Then how Tosti had been to Norway, to Harold Hardraade, and asked him why he had been fighting fifteen years for Denmark, when England lay open to him. And how Harold of Norway had agreed to come; and how he had levied one half of the able-bodied men in Norway; and how he was gathering a mighty fleet at Solundir, in the mouth of the Sogne Fiord. Of all this Hereward was well informed; for Tosti came back again to St. Omer, and talked big. But Hereward and he had no dealings with each other. But at last, when Tosti tried to entice some of Hereward’s men to sail with him, Hereward sent him word that if he met him, he would kill him in the streets.
Then Tosti, who (though he wanted not for courage) knew that he was no match for Hereward, went off to Bruges, leaving his wife and family behind; gathered sixty ships at Ostend, went off to the Isle of Wight, and forced the landsfolk to give him money and food. And then Harold of England’s fleet, which was watching the coast against the Normans, drove him away; and he sailed off north, full of black rage against his brother Harold and all Englishmen, and burned, plundered, and murdered, along the coast of Lincolnshire, out of brute spite to the Danes who had expelled him.

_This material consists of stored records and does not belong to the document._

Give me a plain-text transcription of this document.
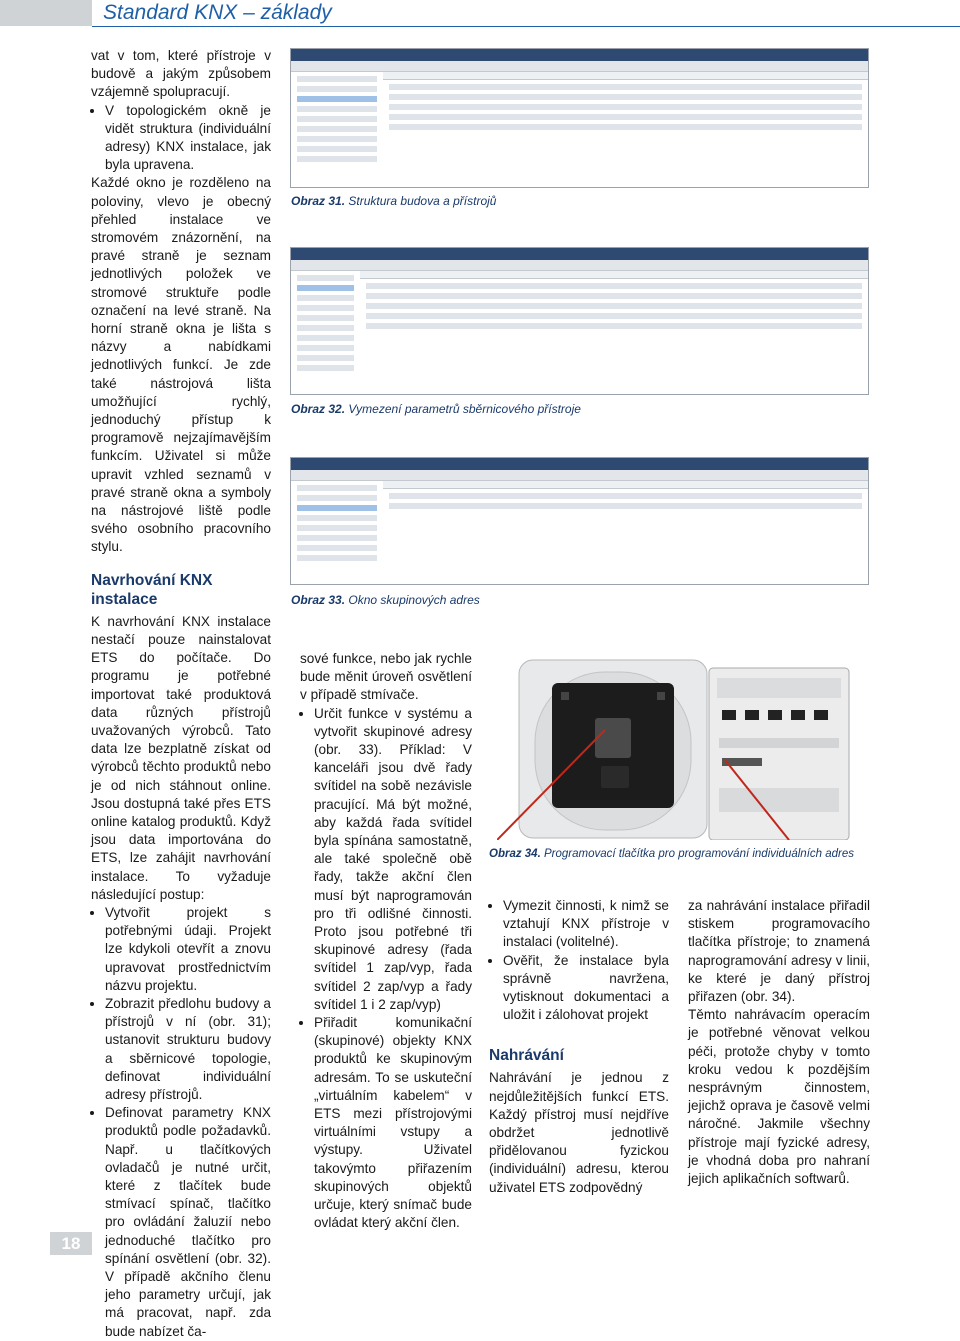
Standard KNX – základy

vat v tom, které přístroje v budově a jakým způsobem vzájemně spolupracují.

• V topologickém okně je vidět struktura (individuální adresy) KNX instalace, jak byla upravena.

Každé okno je rozděleno na poloviny, vlevo je obecný přehled instalace ve stromovém znázornění, na pravé straně je seznam jednotlivých položek ve stromové struktuře podle označení na levé straně. Na horní straně okna je lišta s názvy a nabídkami jednotlivých funkcí. Je zde také nástrojová lišta umožňující rychlý, jednoduchý přístup k programově nejzajímavějším funkcím. Uživatel si může upravit vzhled seznamů v pravé straně okna a symboly na nástrojové liště podle svého osobního pracovního stylu.

Navrhování KNX instalace

K navrhování KNX instalace nestačí pouze nainstalovat ETS do počítače. Do programu je potřebné importovat také produktová data různých přístrojů uvažovaných výrobců. Tato data lze bezplatně získat od výrobců těchto produktů nebo je od nich stáhnout online. Jsou dostupná také přes ETS online katalog produktů. Když jsou data importována do ETS, lze zahájit navrhování instalace. To vyžaduje následující postup:

• Vytvořit projekt s potřebnými údaji. Projekt lze kdykoli otevřít a znovu upravovat prostřednictvím názvu projektu.
• Zobrazit předlohu budovy a přístrojů v ní (obr. 31); ustanovit strukturu budovy a sběrnicové topologie, definovat individuální adresy přístrojů.
• Definovat parametry KNX produktů podle požadavků. Např. u tlačítkových ovladačů je nutné určit, které z tlačítek bude stmívací spínač, tlačítko pro ovládání žaluzií nebo jednoduché tlačítko pro spínání osvětlení (obr. 32). V případě akčního členu jeho parametry určují, jak má pracovat, např. zda bude nabízet ča-
Obraz 31. Struktura budova a přístrojů
Obraz 32. Vymezení parametrů sběrnicového přístroje
Obraz 33. Okno skupinových adres
Obraz 34. Programovací tlačítka pro programování individuálních adres

sové funkce, nebo jak rychle bude měnit úroveň osvětlení v případě stmívače.

• Určit funkce v systému a vytvořit skupinové adresy (obr. 33). Příklad: V kanceláři jsou dvě řady svítidel na sobě nezávisle pracující. Má být možné, aby každá řada svítidel byla spínána samostatně, ale také společně obě řady, takže akční člen musí být naprogramován pro tři odlišné činnosti. Proto jsou potřebné tři skupinové adresy (řada svítidel 1 zap/vyp, řada svítidel 2 zap/vyp a řady svítidel 1 i 2 zap/vyp)
• Přiřadit komunikační (skupinové) objekty KNX produktů ke skupinovým adresám. To se uskuteční „virtuálním kabelem“ v ETS mezi přístrojovými virtuálními vstupy a výstupy. Uživatel takovýmto přiřazením skupinových objektů určuje, který snímač bude ovládat který akční člen.
• Vymezit činnosti, k nimž se vztahují KNX přístroje v instalaci (volitelné).
• Ověřit, že instalace byla správně navržena, vytisknout dokumentaci a uložit i zálohovat projekt

Nahrávání

Nahrávání je jednou z nejdůležitějších funkcí ETS. Každý přístroj musí nejdříve obdržet jednotlivě přidělovanou fyzickou (individuální) adresu, kterou uživatel ETS zodpovědný

za nahrávání instalace přiřadil stiskem programovacího tlačítka přístroje; to znamená naprogramování adresy v linii, ke které je daný přístroj přiřazen (obr. 34).

Těmto nahrávacím operacím je potřebné věnovat velkou péči, protože chyby v tomto kroku vedou k pozdějším nesprávným činnostem, jejichž oprava je časově velmi náročné. Jakmile všechny přístroje mají fyzické adresy, je vhodná doba pro nahraní jejich aplikačních softwarů.

18
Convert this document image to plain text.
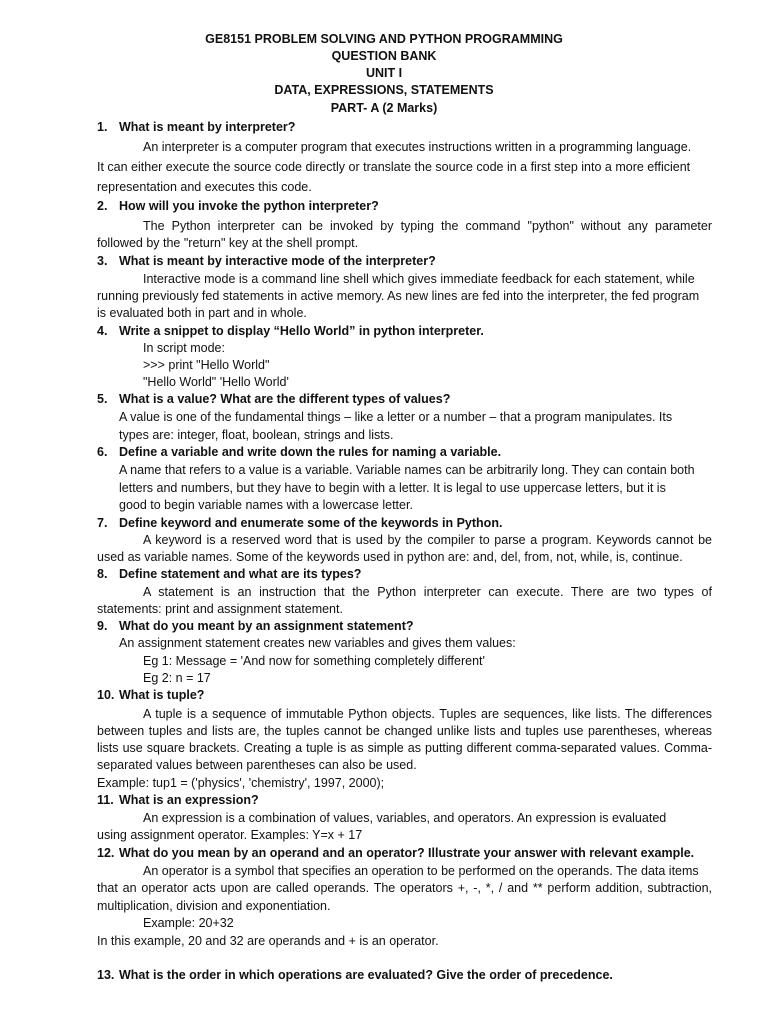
GE8151 PROBLEM SOLVING AND PYTHON PROGRAMMING
QUESTION BANK
UNIT I
DATA, EXPRESSIONS, STATEMENTS
PART- A (2 Marks)
1. What is meant by interpreter?
An interpreter is a computer program that executes instructions written in a programming language.
It can either execute the source code directly or translate the source code in a first step into a more efficient
representation and executes this code.
2. How will you invoke the python interpreter?
The Python interpreter can be invoked by typing the command "python" without any parameter
followed by the "return" key at the shell prompt.
3. What is meant by interactive mode of the interpreter?
Interactive mode is a command line shell which gives immediate feedback for each statement, while
running previously fed statements in active memory. As new lines are fed into the interpreter, the fed program
is evaluated both in part and in whole.
4. Write a snippet to display “Hello World” in python interpreter.
In script mode:
>>> print "Hello World"
"Hello World" 'Hello World'
5. What is a value? What are the different types of values?
A value is one of the fundamental things – like a letter or a number – that a program manipulates. Its
types are: integer, float, boolean, strings and lists.
6. Define a variable and write down the rules for naming a variable.
A name that refers to a value is a variable. Variable names can be arbitrarily long. They can contain both
letters and numbers, but they have to begin with a letter. It is legal to use uppercase letters, but it is
good to begin variable names with a lowercase letter.
7. Define keyword and enumerate some of the keywords in Python.
A keyword is a reserved word that is used by the compiler to parse a program. Keywords cannot be
used as variable names. Some of the keywords used in python are: and, del, from, not, while, is, continue.
8. Define statement and what are its types?
A statement is an instruction that the Python interpreter can execute. There are two types of
statements: print and assignment statement.
9. What do you meant by an assignment statement?
An assignment statement creates new variables and gives them values:
Eg 1: Message = 'And now for something completely different'
Eg 2: n = 17
10. What is tuple?
A tuple is a sequence of immutable Python objects. Tuples are sequences, like lists. The differences
between tuples and lists are, the tuples cannot be changed unlike lists and tuples use parentheses, whereas
lists use square brackets. Creating a tuple is as simple as putting different comma-separated values. Comma-
separated values between parentheses can also be used.
Example: tup1 = ('physics', 'chemistry', 1997, 2000);
11. What is an expression?
An expression is a combination of values, variables, and operators. An expression is evaluated
using assignment operator. Examples: Y=x + 17
12. What do you mean by an operand and an operator? Illustrate your answer with relevant example.
An operator is a symbol that specifies an operation to be performed on the operands. The data items
that an operator acts upon are called operands. The operators +, -, *, / and ** perform addition, subtraction,
multiplication, division and exponentiation.
Example: 20+32
In this example, 20 and 32 are operands and + is an operator.
13. What is the order in which operations are evaluated? Give the order of precedence.
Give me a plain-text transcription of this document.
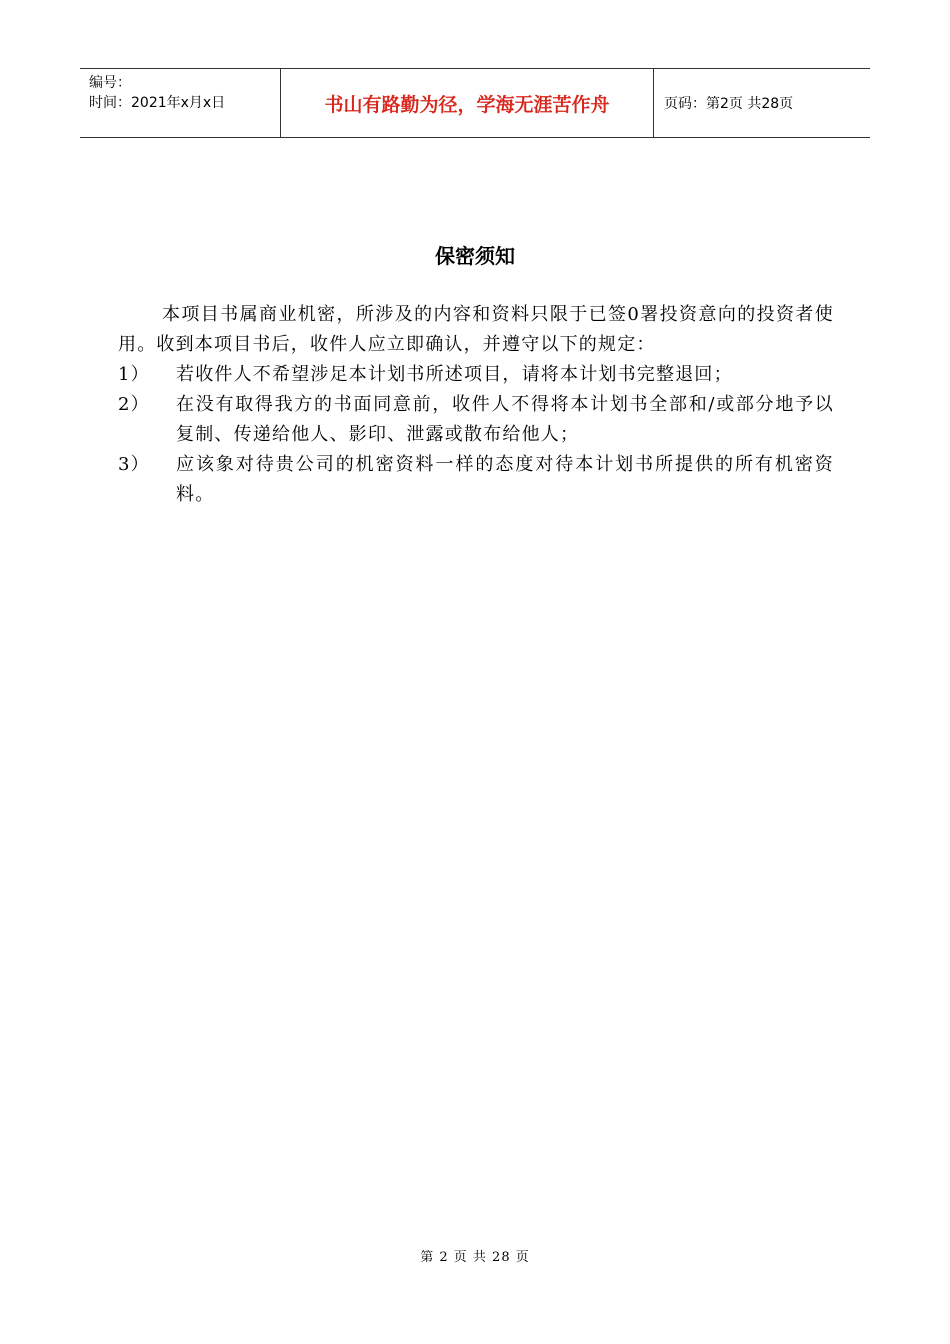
编号：
时间：2021年x月x日	书山有路勤为径，学海无涯苦作舟	页码：第2页 共28页
保密须知

本项目书属商业机密，所涉及的内容和资料只限于已签0署投资意向的投资者使用。收到本项目书后，收件人应立即确认，并遵守以下的规定：

1）	若收件人不希望涉足本计划书所述项目，请将本计划书完整退回；
2）	在没有取得我方的书面同意前，收件人不得将本计划书全部和/或部分地予以复制、传递给他人、影印、泄露或散布给他人；
3）	应该象对待贵公司的机密资料一样的态度对待本计划书所提供的所有机密资料。
第 2 页 共 28 页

Then came news how he had got into the Humber; how Earl Edwin and his Northumbrians had driven him out; and how he went off to Scotland to meet Harold of Norway; and how he had put his hands between Harold’s, and become his man.
And all the while the Norman camp at St. Pierre-sur-Dive grew and grew; and all was ready, if the wind would but change.
And so Hereward looked on, helpless, and saw these two great storm-clouds growing,—one from north, and one from south,—to burst upon his native land.
Two invasions at the same moment of time; and these no mere Viking raids for plunder, but deliberate attempts at conquest and colonization, by the two most famous captains of the age. What if both succeeded? What if the two storm-clouds swept across England, each on its own path, and met in the midst, to hurl their lightnings into each other? A fight between William of Normandy and Harold of Norway, on some moorland in Mercia,—it would be a battle of giants; a sight at which Odin and the Gods of Valhalla would rise from their seats, and throw away the mead-horn, to stare down on the deeds of heroes scarcely less mighty than themselves. Would that neither might win! Would that they would destroy and devour, till there was none left of Frenchmen or of Norwegians!
So sang Hereward, after his heathen fashion; and his housecarles applauded the song. But Torfrida shuddered.
“And what will become of the poor English in the mean time?”
“They have brought it on themselves,” said Hereward, bitterly. “Instead of giving the crown to the man who should have had it,—to Sweyn of Denmark,—they let Godwin put it on the head of a drivelling monk; and as they sowed, so will they reap.”
But Hereward’s own soul was black within him. To see these mighty events passing as it were within reach of his hand, and he unable to take his share in them,—for what share could he take? That of Tosti Godwinsson against his own nephews? That of Harold Godwinsson, the usurper? That of the tanner’s grandson against any man? Ah that he had been in England! Ah that he had been where he might have been,—where he ought to have been but for his own folly,—high in power in his native land,—perhaps a great earl; perhaps commander of all the armies of the Danelagh. And bitterly he cursed his youthful sins as he rode to and fro almost daily to the port of Calais, asking for news, and getting often only too much.